Bacteria-Based Self-Healing Concrete Technologies: A Review of Literature and Future Perspectives

Abstract

The purpose of this literature review is to analyses various work conducted on concrete that heals itself formed by incorporation of bacteria. Self-healing concrete utilizing bacteria is a noteworthy development in the field of sustainable construction technology. This literature review synthesizes findings from a range of recent studies on the mechanisms, performance, and challenges of bacteria-based self-healing concrete systems.

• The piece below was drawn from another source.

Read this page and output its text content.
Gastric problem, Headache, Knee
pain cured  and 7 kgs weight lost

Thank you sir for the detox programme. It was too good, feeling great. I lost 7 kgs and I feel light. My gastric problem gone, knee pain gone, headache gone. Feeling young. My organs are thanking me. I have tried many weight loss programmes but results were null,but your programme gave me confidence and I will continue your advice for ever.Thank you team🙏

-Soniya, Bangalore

Research indicates that incorporating specific bacterial strains predominantly from the Bacillus genus into concrete enables the material to autonomously repair cracks through the Calcium carbonate precipitation caused by microbes, which efficiently seals fractures and restores integrity. Multiple papers demonstrate enhancements in mechanical properties, such as compressive strength and durability, along with the ability to heal cracks under various environmental conditions. Key factors influencing self-healing performance include the choice of bacterial species, nutrient availability, crack size, and the highly alkaline environment of concrete; advances in encapsulation methods and genetic engineering further enhance bacterial viability and healing efficiency. Despite demonstrated benefits, challenges remain in optimizing economic feasibility, ensuring long-term viability of bacteria, and scaling the technology for widespread application. Collectively, the reviewed literature highlights bacteria-powered self-healing concrete as a promising, environmentally aligned material poised to transform the maintenance and resilience of infrastructure.